At first glance, the England (named for John England, a sailor killed at Pearl Harbor) was not an impressive vessel. A Buckley-class destroyer escort, the England had a crew of 186 and weighed in at 1,400 tons, or about one-quarter less than a Fletcher-class destroyer. It only mustered three 3-inch guns rather than the 5-inchers of a destroyer, a dozen anti-aircraft guns instead of 20 or so on a Fletcher, and three torpedo tubes instead of 10. But as will be seen, the England bristled with anti-submarine weapons, including two depth charge racks that rolled depth charges off the stern of the ship, and eight K-guns that shot depth charges out to 150 yards. It also had a deadly British-designed 24-barrel Hedgehog anti-submarine mortar. The Hedgehog fired shells that looked like potato mashers; unlike depth charges, which exploded at a pre-set depth and disrupted sonar contact, Hedgehog grenades only exploded when they hit a hard surface such as a submarine hull.
The saga of the England began on May 18, 1944, when the England and two other destroyer escorts received orders to find a Japanese submarine reported heading toward the Solomon Islands in the South Pacific. On the afternoon of May 19, the England‘s sonar detected the submarine I-16.
What happened next is detailed in an account written by Captain John Williamson, who served as the England’s executive officer during that time. In a March 1980 article in Proceedings Magazine, Williamson and co-author William Lanier describe the destroyer escort’s baptism of fire. Four times the ship made attack runs over I-16 to launch Hedgehogs, which missed. The Japanese skipper cleverly tried to evade its pursuer by following the England’s course and wake.

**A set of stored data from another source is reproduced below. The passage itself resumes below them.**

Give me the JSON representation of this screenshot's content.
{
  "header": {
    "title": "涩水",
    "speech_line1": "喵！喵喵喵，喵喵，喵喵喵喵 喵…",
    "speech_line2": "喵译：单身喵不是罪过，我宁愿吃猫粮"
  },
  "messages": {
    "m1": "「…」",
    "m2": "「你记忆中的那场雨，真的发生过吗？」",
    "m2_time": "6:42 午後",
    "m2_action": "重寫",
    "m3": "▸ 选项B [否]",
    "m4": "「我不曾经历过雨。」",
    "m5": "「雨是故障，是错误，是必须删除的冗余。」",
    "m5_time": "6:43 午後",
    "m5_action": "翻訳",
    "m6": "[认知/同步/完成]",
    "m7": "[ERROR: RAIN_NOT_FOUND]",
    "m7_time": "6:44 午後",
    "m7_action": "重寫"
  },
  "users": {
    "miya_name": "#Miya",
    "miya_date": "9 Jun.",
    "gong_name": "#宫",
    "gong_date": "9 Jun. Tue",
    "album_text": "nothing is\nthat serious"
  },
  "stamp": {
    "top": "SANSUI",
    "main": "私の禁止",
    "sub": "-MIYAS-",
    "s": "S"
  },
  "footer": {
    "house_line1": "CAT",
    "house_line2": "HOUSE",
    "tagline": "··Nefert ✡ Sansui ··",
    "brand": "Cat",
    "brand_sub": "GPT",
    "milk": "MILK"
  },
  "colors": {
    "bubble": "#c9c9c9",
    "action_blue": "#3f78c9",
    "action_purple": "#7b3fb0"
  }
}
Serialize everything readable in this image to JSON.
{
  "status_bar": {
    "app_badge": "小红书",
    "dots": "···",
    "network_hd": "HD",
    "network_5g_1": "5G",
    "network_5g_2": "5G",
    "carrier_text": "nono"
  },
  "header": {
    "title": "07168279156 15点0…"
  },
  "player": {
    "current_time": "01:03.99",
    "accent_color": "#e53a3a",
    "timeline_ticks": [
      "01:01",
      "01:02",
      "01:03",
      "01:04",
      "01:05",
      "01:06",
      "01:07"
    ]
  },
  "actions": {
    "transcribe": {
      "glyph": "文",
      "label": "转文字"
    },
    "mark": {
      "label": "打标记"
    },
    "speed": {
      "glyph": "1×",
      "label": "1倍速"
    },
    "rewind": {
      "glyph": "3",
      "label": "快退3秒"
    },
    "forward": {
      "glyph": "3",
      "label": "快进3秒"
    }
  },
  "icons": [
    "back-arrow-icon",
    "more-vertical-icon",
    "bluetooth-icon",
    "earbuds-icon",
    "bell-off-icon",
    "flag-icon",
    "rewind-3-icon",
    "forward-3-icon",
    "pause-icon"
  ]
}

On the fifth run, the sub’s luck ran out. Williamson recalls the crew cheering as they heard four to six Hedgehog hits. Then the England‘s “fantail was lifted a full 6 inches, then plopped heavily back into the water….We had, with cataclysmic certainty, heard the last of one Japanese submarine. Sobered, and more than taken aback by that final blast, we no longer felt like cheering. But we did stand a little straighter.”